音楽1
S小学校は各教室にオルガンがある。級友達が休み時間に『猫踏んじゃった』を弾くので、私もすぐに弾けるようになった。鍵盤楽器に触れるのは、兵庫県で友達の家に泊まりに行って以来でうれしい。S小学校では4年から縦笛を習う。笛が指導要領に初めて載るのは1958年(昭和33年)の改定版だから、全国の小学校で笛の授業が始まったのは私の小学校卒業の年かららしい。『笛』が『リコーダー』という名称に変わったのは89年制定の学習指導要領からである。当時S小学校でも『笛』と呼んでいた。

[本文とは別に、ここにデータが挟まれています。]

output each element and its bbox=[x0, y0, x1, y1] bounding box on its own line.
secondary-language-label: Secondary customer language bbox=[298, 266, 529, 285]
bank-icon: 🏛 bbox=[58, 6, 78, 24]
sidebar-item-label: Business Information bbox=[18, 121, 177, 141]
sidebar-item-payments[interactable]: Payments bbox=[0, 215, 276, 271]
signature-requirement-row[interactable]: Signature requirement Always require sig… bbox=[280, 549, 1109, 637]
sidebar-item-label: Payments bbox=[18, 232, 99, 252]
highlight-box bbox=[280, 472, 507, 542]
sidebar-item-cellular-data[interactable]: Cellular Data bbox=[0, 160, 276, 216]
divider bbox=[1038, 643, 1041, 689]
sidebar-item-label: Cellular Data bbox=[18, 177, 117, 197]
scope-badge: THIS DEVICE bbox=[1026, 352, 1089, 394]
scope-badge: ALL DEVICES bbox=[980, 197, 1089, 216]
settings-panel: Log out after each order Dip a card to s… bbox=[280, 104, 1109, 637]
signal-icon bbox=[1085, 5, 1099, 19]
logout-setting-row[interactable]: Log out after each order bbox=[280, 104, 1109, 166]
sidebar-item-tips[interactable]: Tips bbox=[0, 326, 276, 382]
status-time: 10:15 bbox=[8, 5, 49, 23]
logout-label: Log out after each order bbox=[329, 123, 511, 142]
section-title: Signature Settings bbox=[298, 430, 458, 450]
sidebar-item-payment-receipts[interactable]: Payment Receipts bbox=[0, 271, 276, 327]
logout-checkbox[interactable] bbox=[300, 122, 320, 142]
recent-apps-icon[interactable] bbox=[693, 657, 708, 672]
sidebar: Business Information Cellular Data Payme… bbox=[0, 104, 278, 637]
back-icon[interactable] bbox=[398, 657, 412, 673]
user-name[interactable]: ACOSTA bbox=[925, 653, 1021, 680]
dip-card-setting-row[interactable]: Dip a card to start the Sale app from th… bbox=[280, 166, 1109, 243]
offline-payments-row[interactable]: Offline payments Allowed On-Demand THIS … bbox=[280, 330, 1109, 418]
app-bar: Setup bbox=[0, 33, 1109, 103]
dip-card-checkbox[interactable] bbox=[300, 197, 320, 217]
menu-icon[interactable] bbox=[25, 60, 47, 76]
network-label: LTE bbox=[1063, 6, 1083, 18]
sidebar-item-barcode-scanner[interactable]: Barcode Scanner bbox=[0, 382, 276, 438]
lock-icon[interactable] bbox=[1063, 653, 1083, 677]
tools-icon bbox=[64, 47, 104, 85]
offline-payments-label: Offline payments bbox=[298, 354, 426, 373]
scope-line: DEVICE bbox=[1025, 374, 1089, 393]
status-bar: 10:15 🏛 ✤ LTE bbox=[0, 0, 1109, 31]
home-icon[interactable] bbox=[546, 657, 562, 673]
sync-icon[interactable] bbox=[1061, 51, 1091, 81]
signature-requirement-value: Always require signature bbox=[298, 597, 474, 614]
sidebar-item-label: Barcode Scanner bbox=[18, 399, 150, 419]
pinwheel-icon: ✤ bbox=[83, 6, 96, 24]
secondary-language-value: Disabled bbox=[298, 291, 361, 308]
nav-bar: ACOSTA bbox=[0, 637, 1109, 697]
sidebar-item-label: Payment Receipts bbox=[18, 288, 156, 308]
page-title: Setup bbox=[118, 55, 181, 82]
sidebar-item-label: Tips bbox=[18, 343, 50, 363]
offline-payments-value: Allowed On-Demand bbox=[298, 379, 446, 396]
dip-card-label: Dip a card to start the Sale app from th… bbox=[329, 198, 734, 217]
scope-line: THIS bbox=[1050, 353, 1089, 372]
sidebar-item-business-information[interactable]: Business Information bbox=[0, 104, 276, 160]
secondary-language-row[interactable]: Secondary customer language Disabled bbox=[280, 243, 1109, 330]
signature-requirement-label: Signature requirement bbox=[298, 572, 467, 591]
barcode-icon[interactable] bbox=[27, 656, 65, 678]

早速学校指定の笛を買って、級友に追い着くために毎日猛練習した。2学期最初の課題曲は、モーツァルト作曲の「アイネクライネナハトムジーク」第2楽章ロマンス。指で穴をきちんとふさげるようになるまでがたいへんなのに、こんなに難しい曲を演奏せねばならない。下校後毎日家でピーピー吹き続けた。父がうるさがるので父の帰宅後は吹けない。1週間くらいでどうにかまともな音が出るようになり、まもなくロマンスも吹けるようになって、周りを見回すと、私より下手な子もいることに気付いた。それまで必死だったのが、人心地付けた。
笛で正しい音程を知ることができ、以後音痴が少しましになったと思う。それまで我が家の楽器はハーモニカのみで、母だけが簡単な曲を吹けた。私はドレミファソラシドと順に吹くことしかできない。笛と違って、ハーモニカは吸って出す音もあるのが少し気持ち悪い。笛のほかに木琴も買ってもらい、楽譜を見て知らない歌も歌えるようになった。最初の分数の意味も、♯と♭を組み合わせればドの高さを変えられることも知った。ヘ音記号も読めるようになった。音名も理解した。1オクターブ上がると周波数が2倍になるとか、音楽が算数的であることに気付いて、俄然楽しくなった。作詞作曲も試みた。私の処女作は『サイクリング』。小坂一也の『青春サイクリング』がはやっていたので、私もまねしてみた。『青春サイクリング』と違ってメロディーも歌詞もすこぶる単調な駄作だが、自転車に乗りながら歌ってうれしがっていた。